Un exemple de librairie qui s’adapte et qui réussit : Atout Livre
Mes collègues me donnent le nom de leur librairie : Atout Livre, une librairie réputée, agréable et qui, à ma plus grande surprise, possède même un catalogue de livres numériques au format ePub et un site Internet fort bien fait : Librest (en partenariat avec d’autres librairies). J’ai décidé de m’y rendre. Elle est en effet très agréable. J’y suis allé un samedi après-midi et il y avait beaucoup de monde. Je me promène entre les rayons et avec soulagement, je m’aperçois qu’il y a des fiches de lecture faites sur les livres. Je me dirige vers le rayon des Comics, cela fait bien longtemps que je ne suis pas allé faire un tour de ce côté-là. Je saisis un exemplaire d’un Batman et un employé de la librairie vient alors vers moi et me dit : « Je vous le recommande, parmi les plus récents, c’est le meilleur ». Nous engageons alors la discussion et je me rends compte que mon interlocuteur maîtrise très bien son sujet, connaissant avec précision l’univers de Batman et les principaux auteurs de Comics. Étant moi-même amateur de comics mais pas suffisamment connaisseur pour faire la différence entre les auteurs et sensibilités, j’ai beaucoup apprécié d’être conseillé par ce libraire qui a su très rapidement déterminer mon profil à l’aide de quelques questions simples.
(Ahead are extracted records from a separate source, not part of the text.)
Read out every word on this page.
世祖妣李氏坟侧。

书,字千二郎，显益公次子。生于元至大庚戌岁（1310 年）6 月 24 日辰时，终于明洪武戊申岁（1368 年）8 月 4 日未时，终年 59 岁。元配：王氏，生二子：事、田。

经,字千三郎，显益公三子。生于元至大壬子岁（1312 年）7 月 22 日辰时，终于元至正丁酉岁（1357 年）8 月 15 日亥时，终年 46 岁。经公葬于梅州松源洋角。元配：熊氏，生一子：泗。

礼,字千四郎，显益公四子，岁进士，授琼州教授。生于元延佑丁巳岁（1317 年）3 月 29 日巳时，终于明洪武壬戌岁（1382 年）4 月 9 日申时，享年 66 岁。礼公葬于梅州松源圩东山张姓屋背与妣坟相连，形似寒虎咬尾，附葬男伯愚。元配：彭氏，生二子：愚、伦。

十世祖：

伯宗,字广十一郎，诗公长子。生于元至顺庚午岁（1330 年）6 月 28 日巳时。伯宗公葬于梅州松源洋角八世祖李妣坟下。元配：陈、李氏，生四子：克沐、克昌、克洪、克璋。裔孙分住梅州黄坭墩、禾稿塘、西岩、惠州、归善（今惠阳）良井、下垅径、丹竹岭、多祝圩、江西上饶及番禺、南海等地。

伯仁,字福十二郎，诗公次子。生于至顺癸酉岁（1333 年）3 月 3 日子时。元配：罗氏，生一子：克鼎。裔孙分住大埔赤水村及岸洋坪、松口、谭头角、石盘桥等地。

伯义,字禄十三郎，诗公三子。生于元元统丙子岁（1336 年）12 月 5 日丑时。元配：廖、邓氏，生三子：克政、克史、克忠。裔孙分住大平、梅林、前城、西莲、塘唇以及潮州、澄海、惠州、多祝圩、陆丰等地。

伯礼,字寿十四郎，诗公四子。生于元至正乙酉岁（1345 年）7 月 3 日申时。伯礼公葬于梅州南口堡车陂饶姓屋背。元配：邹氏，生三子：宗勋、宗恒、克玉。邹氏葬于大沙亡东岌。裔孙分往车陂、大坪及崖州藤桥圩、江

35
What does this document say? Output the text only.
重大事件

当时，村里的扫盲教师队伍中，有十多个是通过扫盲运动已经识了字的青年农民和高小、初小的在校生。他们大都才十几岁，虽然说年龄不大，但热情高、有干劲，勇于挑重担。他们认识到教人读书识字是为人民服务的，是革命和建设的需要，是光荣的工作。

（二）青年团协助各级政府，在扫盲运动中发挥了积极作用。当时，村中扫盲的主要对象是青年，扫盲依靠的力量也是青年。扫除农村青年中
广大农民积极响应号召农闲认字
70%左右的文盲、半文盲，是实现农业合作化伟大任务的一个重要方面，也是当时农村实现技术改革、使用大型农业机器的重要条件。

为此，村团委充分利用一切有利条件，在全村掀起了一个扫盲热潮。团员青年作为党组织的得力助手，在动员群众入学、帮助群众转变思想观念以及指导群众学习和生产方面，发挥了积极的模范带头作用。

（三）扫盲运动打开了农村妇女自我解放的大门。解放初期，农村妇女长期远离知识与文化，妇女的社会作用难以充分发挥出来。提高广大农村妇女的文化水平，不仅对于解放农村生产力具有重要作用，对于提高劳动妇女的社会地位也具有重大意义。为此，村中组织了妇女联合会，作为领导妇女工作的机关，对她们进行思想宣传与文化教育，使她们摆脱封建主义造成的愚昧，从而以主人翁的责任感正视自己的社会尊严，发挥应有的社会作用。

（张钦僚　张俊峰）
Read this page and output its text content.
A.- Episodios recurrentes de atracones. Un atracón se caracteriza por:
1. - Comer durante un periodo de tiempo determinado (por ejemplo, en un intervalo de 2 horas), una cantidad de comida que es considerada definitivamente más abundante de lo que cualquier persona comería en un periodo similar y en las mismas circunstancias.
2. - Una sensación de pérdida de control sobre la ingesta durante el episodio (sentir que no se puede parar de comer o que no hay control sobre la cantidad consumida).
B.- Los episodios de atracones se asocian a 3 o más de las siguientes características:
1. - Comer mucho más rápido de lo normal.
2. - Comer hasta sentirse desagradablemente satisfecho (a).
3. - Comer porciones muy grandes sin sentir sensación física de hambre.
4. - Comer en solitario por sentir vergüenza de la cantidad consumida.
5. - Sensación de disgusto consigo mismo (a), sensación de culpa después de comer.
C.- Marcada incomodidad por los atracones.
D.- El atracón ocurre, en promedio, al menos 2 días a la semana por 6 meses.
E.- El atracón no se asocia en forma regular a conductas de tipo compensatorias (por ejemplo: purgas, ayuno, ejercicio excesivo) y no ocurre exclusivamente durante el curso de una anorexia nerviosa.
J’ai au final acheté l’exemplaire. Or, jamais je ne l’aurais acheté si je n’avais pas été conseillé. Étrangement, j’ai également acheté le dernier Modiano. Je dis étrangement car je n’aurais jamais pensé l’acheter. Mais allez savoir, peut-être que me retrouver au milieu de livres, être dans un endroit chaleureux pour les amoureux de la lecture, m’a poussé à me diriger vers ce livre, entouré du ruban rouge : « Prix Nobel de littérature ». Forcément, ça épate. Et, comme la ministre de la Culture, je n’ai jamais lu de Modiano. Il me fallait donc corriger cette erreur.
Je suis ressorti de la librairie en étant très content. Elle m’a rappelé les excellentes librairies que je fréquentais il y a quelques années : Millepages à Vincennes et La Griffe Noire à Saint-Maur-des-Fossés.
Et maintenant ?
Alors, les librairies, en 2014 ? Toutes les mêmes ? Condamnées à mourir à cause d’Amazon et des ebooks ? Il convient de distinguer deux types de librairies : les réticentes au changement, qui essayent de lutter contre un monde qui existe déjà et les autres, qui s’adaptent et qui cherchent à proposer le meilleur à leurs clients. Pour être tout à fait honnête, j’ai très peu d’empathie pour la première catégorie de librairies, même si elles sont mignonnes, typiques, sympathiques. Mon prof d’éco, toujours le même, aimait nous rappeler que les petits commerces, contrairement aux apparences, sont très cartellisés et vivent essentiellement d’une position dominante et d’une rente « de situation » : les libraires, boulangers, pharmaciens, cordonniers etc. gagent de l’argent seulement car ils sont les seuls de leurs quartiers et qu’ils sont indispensables. Et s’il y a deux boulangers dans le coin, si le cours de la farine baisse, on s’arrange pour fixer un prix plancher et ne pas se faire la guerre… Et vous vous demandiez pourquoi votre boulangerie de quartier qui fait du si mauvais pain a survécu des années et des années ?
Si les mauvaises librairies doivent disparaître, qu’il en soit ainsi. Il y a bien sûr de bonnes librairies qui vont disparaître aussi car elle ne peuvent pas s’adapter, même si elles le voulaient. Elles sont semblables à ces personnes âgées, nos grands-parents, qui ont bien vécu, qui ont eu une belle vie, quittant le monde sans regrets et dont on garde un merveilleux souvenir.